Slide 42/44 · 48m:06s
The most important thing we're seeing now is that bodies, biological bodies, are multi-scale, agential materials. There is problem solving, there are agendas, there is learning capacity, and there are defects in all of those properties that can come up at many levels of organization and that we need to learn to communicate with all of these different levels, not just the molecular level of receptors and transcription factors, but the higher levels that lie between the level accessible to the molecular medicine groups and the level accessible to the psychotherapists and psychoanalysts and so on, which is the high level of the personality. Everywhere in between are very important somatic intelligences that we now can target using techniques that are available at different levels of behavioral and cognitive sciences.
We're using AI as a translation interface to help us decode the messages and then talk back and forth to these other systems, including the development of some robot scientist platforms that do the experiments according to the various hypotheses formed by the AI and try to refine these policies so that we can make use of all of the capacities that are present in the material so that we don't have to micromanage them.
Slide 43/44 · 49m:27s
So where modern standard medicine is largely here, these bottom-up techniques focused on the hardware, there's a huge ocean of opportunity opening up in novel applications of top-down control methods. We didn't talk much about this, training cells and tissues to specific outcomes, gentle implants like anthrobots in the body that can help heal.

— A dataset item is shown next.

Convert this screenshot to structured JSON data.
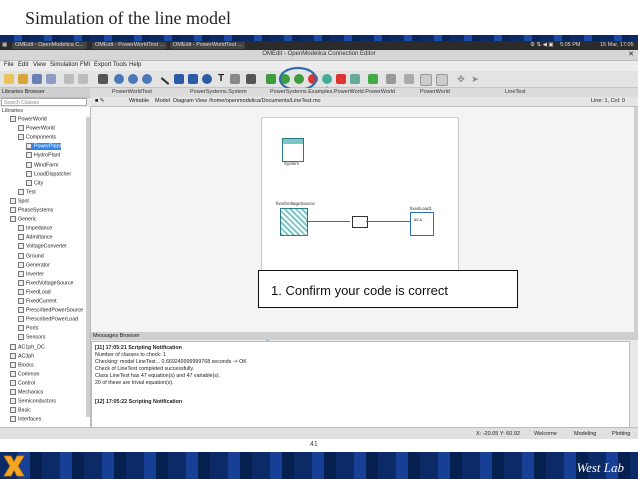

What I mainly talked about is electroceuticals, which are a subset of morphoceuticals, that is messages that can talk to the material about new shapes and new forms and functions, and all of the details are in these papers. The bottom line is that I think future medicine is going to look a lot more like a kind of psychiatry than it's going to look like chemistry. The bioelectrical interface is critical to show us how to do that. There are no doubt other interfaces, but the bioelectric one is really powerful. And I think we can hack it for some transformative applications in health.
Slide 44/44 · 50m:29s
I'll stop here and thank the postdocs and the students who did the various work that I showed you today. Lots of collaborators that work with us and some amazing technical support. All the foundations of different kinds that funded us.
Three disclosures: three companies that have spun out of our lab are funding some of this work. As always, most of the credit goes to the model systems that actually do all the hard work and teach us about these things. Thank you very much.